Welcome speech at launch of Sruti App on 15 March

Ladies & Gentlemen,

Namaskaram.

Sruti has always been steeped in tradition, but it has never shied away from technology. We use contemporary tools to analyse our ancient arts. Sruti’s very first issue way back in October 1983 had the archetypal traditionalist DK Pattammal and boy wonder Mandolin U Srinivas on its cover. It was still in its early years when it switched from physical cutting and pasting to desktop publishing solutions. The Sruti website was launched as early as 1998, by the venerable doyen of Carnatic music, Semmangudi Srinivasier, another happy juxtaposition of tradition and modernity. When the magazine introduced colour in late 2006, some of our friends were critical of the move. One of them said, “I don’t like the new Sruti. It has too much colour. “It was in some ways the expression of a valid fear that we would in the process forsake some of our aesthetic values. Happily, we have by trial and error largely avoided the trap.

The Sruti App will soon be launched and I shall not dwell on it, except to say that the young dancers who follow me will perhaps appreciate the App much better than most of us belonging to an older generation. The young man who is about to enthrall you is a veritable genius equally comfortable with a traditional art rooted in our soil and modern technology.

The gentleman who is set to launch the app is someone who is well versed in the state-of-the-art in technology as well as the classical arts. Rajiv Menon is original in his thinking, brilliant in his creativity and crystal-clear in his articulation. 

Like Sruti, Gowri Ramnarayan, one of its founder editors, straddles the fields of music, dance, literature and theatre with consummate ease.

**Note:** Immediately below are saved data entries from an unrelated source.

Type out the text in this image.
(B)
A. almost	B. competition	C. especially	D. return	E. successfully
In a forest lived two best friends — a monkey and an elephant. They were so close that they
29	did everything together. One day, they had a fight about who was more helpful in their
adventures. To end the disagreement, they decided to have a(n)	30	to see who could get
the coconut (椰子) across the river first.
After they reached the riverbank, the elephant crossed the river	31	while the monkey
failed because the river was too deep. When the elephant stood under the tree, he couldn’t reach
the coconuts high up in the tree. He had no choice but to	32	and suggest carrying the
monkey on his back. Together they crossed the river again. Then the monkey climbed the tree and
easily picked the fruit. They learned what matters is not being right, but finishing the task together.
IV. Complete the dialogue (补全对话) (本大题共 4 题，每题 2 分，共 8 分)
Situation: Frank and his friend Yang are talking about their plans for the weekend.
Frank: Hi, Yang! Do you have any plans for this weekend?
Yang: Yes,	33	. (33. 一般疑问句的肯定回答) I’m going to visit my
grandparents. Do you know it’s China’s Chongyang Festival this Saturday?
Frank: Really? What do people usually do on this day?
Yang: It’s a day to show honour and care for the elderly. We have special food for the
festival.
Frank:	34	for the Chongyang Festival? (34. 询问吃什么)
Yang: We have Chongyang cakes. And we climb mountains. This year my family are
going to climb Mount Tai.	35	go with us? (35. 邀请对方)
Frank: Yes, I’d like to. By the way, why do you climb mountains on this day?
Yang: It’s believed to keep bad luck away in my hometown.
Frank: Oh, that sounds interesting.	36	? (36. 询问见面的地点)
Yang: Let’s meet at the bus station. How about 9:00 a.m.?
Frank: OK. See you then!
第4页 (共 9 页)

So do the other members of her team this evening, the artists Mythili Prakash—a talented American-born Indian bharatanatyam dancer—and vocalist Amritha Murali—also an accomplished violinist who has a master’s degree in finance management—and the technical team of Venkatesh Krishnan, a sensitive lighting specialist respected by all theatrepersons, scholar-actor-writer-artist Akhila Ramnarayan and the gifted and versatile Sheejith Krishna, dancer, choreographer, conductor, and percussionist.


On behalf of Sruti, I welcome our generous sponsors and all our distinguished guests to this evening’s programme. It also gives me great pleasure to welcome you all. Where but at Kalakshetra founded by that ultimate traditionalist and fearless innovator Rukmini Devi Arundale can we find such a perfect ambience for the proceedings of this evening?